(Published in Sify.com on 8 September, retrieved from http://www.sify.com/news/should-terrorists-be-spared-the-noose-news-columns-ljijBxaheig.html)
For the last few days, everyone seems preoccupied with capital punishment.
First, came the chorus for those convicted in the Rajiv Gandhi assassination case to be spared, and Omar Abdullah hinted that the prayer for clemency had its roots in their ethnicity and religion. The appeals in Punjab for the commutation of Khalistan militant Davinder Pal Singh Bhullar’s death sentence began yet again, after the Tamil Nadu assembly adopted a resolution urging the President to reconsider their mercy petition.
Then, Anna Hazare came out with his demand that politicians be hanged for accepting cash for voting or asking questions in Parliament, hours after Amar Singh’s arrest in the 2008 cash-for-vote scam.
Next, yet another bomb blast in Delhi left 11 killed and 76 wounded – an act of terror for which the Harkat-ul-Jehadi Islami (HuJI) claimed responsibility, and which was seemingly their idea of pressuring the government to repeal the death sentence of 2001 Parliament attack convict Afzal Guru.
And we’re left asking ourselves how terrorists must be punished. Should we guard them, spending crores of taxpayer money, as they wait on death row for years, while the government machinery groans its way through the paperwork? Should we hope they’ve learnt their lesson in jail, and that they’ll spend the rest of their years making kites and studying philosophy? Or, should we do away with the provision for mercy to a convicted terrorist?
Human rights organisations across the world are quick to call for a ban on the noose, but with overcrowded jails, jailbreaks and ‘life-terms’ lasting fourteen years, are all countries in a position to do away with capital punishment?
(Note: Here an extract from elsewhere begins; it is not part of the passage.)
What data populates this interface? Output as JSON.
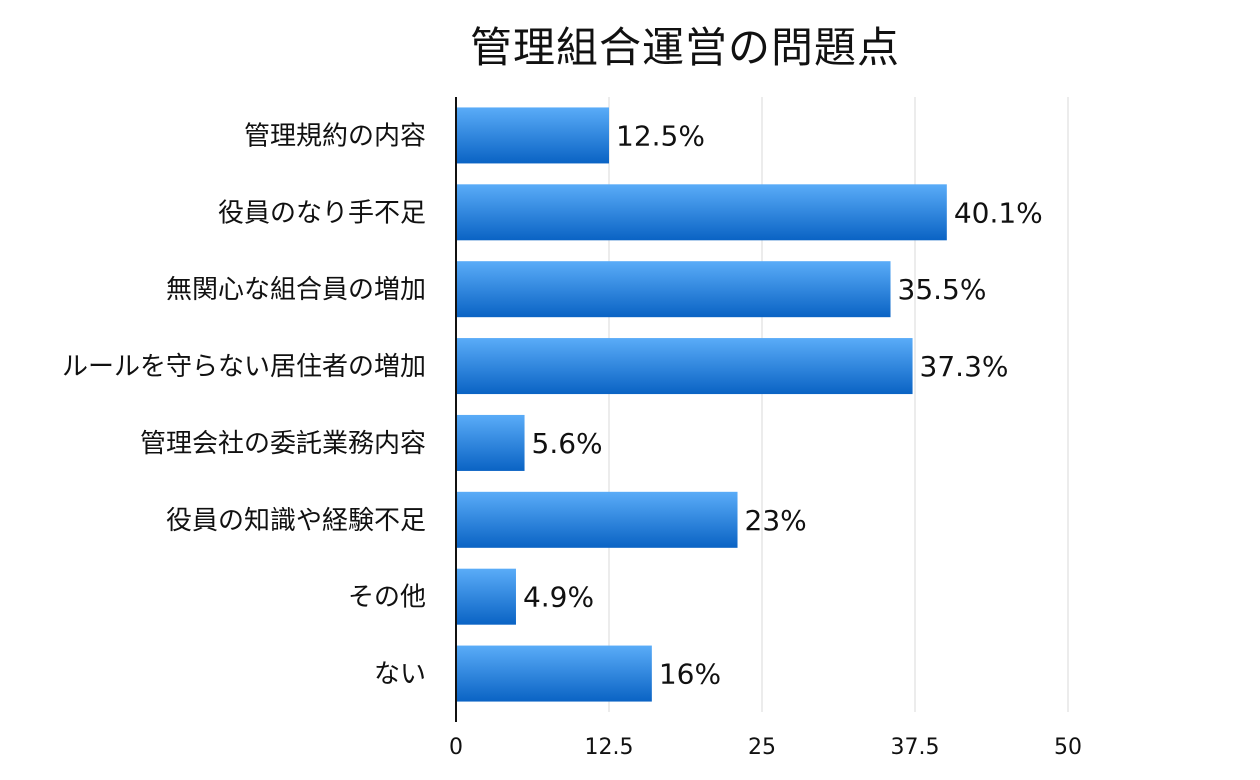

More importantly, do terrorists deserve such consideration? It’s easy to humanise them by musing that they were peace-loving pastorals till a traumatic childhood, an encounter with state-sponsored violence, and a good brainwash turned them into hardened extremists. But does that justify their cruelty?
The death sentence of one of the convicts in the Rajiv Gandhi assassination case, Nalini, was reduced to life term so that her child would not be orphaned. But did the people attending the rally in Sriperumbudur have the choice? Did their children?
And what emotions would hit the people these victims left behind when they see visuals of the friends and relatives of terrorists distributing sweets, to celebrate a stay order on their execution?
Then, of course, there is the ridiculous argument that those convicted of abetting acts of terror may not have been aware of the role they were playing. Well, would they really have us believe that a man who bought the battery used in a suicide bomber’s belt thought he was buying torch cells?
The majority of those accused of killing Rajiv Gandhi were acquitted, many for lack of evidence. It’s hard to imagine that a country that constantly boasts of being the ‘world’s largest democracy’ could not find and punish those involved in the murder of a former Prime Minister.
And it’s worse to think that its people would evoke such phrases as ‘Tamil sentiment’ to seek leniency in dealing with convicted militants.
When a nation prides itself on sharing the stage with the world’s best economies at sundry summits, perhaps its lawmakers and citizens should compare the manner of its disposal of terror cases with others.
If an Iraqi or Afghan militant outfit – say the Taliban – had targeted George Bush, and the conspirators had been found, would America’s response have been the same as ours?
What was the lapse in time between Saddam Hussein’s capture and his hanging?
Why should we allow a decade to float by, providing convicts with the contention that the physical and mental torture they have endured in waiting for the fate of their mercy petitions has been punishment enough? When our courts can fast-track the hearings, why doesn’t the government fast-track the paper work?
In a land where child molesters, rapists and murderers walk free after serving out their terms, do we want terrorists roaming the streets, masquerading as heroes?
Compassion is all very well when it goes both ways. But do the architects of such brutality qualify as recipients? And are our regional, linguistic, religious and ethnic identities more potent unifying factors than humanitarianism?